Where most manufacturers tend to announce and launch their new telly ranges in one great push, Philips has a much more staggered approach.
That's why the 46PFL9704, though theoretically one of 2009's sets, didn't make it to our shores until our April 2009 issue, and will continue to be available until its replacement arrives in around October.
Since its original First Test we've been keen to put the Philips up against its new rivals, and now we have, we can confirm that, while it remains an excellent premium TV, it's no longer the very best in its class.
Good-looking and well built
It is, however, still the best-looking. Others are slimmer, but none is as stylish or as solidly built. Besides, that extra thickness is a result not only of a full-array LED backlight, but also of three-channel Ambilight, which projects the colours from the edge of the screen onto the wall behind.
It's a feature we're very keen on, as it adds extra perceived depth to images, making 3:10 to Yuma's awesome scenery shots more epic and enveloping.
Given Philips' track record it's no surprise that the 46PFL9704 also proves to be one of the punchiest and sharpest performers with this Blu-ray transfer.
The faces of Russell Crowe's band of outlaws are as weather-worn and craggy as they should be, and the regular fire-fights benefit from the accomplished contrast levels.
This Philips could improve
The new competitors do highlight a couple of areas in which the Philips could improve, though. Blacks look deep, but there's not as much insight into them as offered elsewhere, so the last few details can be lost in dark corners.
It's also fair to say that, while many manufacturers are more than competent in terms of motion processing, this Philips is a little further behind.

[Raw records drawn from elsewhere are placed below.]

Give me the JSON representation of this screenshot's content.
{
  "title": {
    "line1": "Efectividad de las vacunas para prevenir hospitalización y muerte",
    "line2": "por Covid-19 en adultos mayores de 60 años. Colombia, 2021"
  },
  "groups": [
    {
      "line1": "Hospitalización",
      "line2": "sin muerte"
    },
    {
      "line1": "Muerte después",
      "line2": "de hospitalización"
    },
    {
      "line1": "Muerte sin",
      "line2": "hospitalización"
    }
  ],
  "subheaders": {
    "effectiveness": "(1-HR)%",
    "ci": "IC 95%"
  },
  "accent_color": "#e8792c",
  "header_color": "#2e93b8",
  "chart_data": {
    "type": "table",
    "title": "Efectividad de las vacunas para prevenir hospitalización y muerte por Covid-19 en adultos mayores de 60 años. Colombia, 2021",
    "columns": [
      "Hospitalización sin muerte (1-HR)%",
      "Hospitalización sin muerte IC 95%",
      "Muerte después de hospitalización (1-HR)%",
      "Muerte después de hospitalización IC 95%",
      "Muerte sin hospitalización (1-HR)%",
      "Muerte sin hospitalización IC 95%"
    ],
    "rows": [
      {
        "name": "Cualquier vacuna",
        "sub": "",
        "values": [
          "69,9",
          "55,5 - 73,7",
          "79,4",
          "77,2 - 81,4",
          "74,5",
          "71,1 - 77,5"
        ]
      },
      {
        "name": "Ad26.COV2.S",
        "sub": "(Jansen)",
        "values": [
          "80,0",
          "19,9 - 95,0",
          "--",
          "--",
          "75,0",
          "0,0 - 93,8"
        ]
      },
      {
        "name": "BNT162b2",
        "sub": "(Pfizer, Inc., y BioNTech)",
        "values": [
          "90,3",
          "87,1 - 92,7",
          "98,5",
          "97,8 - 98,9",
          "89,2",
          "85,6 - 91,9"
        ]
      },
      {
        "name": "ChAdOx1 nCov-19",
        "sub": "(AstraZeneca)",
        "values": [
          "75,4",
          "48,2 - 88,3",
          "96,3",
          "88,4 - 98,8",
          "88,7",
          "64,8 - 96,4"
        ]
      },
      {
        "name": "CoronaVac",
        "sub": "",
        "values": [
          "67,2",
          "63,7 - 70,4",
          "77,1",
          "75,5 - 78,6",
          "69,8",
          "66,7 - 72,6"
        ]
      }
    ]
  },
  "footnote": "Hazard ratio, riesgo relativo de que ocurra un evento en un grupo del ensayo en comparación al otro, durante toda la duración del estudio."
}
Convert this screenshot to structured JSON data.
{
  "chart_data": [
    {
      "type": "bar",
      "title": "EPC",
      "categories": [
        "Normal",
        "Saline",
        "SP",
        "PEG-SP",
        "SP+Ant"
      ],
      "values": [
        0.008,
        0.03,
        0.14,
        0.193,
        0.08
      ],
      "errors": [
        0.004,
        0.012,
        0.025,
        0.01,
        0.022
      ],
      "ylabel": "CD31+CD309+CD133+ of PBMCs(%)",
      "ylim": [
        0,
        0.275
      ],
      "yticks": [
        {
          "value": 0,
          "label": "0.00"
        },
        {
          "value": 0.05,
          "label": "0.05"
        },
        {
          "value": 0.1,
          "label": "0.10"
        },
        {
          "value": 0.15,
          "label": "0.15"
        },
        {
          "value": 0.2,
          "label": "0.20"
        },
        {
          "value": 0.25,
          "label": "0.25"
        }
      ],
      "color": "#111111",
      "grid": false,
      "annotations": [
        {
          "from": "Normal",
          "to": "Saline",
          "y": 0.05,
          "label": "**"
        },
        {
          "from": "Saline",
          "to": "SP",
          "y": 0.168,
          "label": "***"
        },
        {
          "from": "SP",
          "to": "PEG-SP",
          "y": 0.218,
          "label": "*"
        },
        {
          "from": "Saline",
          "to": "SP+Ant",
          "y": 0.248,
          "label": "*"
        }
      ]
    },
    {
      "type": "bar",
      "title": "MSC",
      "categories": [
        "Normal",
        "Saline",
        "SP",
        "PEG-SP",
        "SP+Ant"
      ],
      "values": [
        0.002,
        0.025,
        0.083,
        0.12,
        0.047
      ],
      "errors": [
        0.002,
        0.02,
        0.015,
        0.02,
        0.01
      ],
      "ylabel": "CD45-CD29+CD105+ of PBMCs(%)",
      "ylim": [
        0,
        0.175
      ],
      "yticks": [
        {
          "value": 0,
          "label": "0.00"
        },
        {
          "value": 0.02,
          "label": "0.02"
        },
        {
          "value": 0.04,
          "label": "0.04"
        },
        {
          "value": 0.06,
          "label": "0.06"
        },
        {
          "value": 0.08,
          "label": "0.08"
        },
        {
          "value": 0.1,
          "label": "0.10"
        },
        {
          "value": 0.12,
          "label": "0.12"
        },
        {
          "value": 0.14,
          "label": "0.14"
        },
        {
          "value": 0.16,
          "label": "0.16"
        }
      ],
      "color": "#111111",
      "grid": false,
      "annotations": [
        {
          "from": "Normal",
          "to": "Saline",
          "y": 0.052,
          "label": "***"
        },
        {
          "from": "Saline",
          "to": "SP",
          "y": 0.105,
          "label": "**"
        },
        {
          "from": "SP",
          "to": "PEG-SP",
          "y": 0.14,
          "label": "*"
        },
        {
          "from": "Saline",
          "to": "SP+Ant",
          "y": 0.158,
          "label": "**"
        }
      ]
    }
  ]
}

There's occasionally a touch of smear to horizontal pans, and it doesn't quite grip fast action as well as the best.
Of course, the 46PFL9704 is still impressive – you can add excellent stability and detail retrieval from standard-def DVD and Freeview to its list of accomplishments.
What's more, it's still the best-sounding flatscreen in its class, with weight, detail and directness that its rivals just can't match. Overall, though, there are now alternatives that just pip it to the top.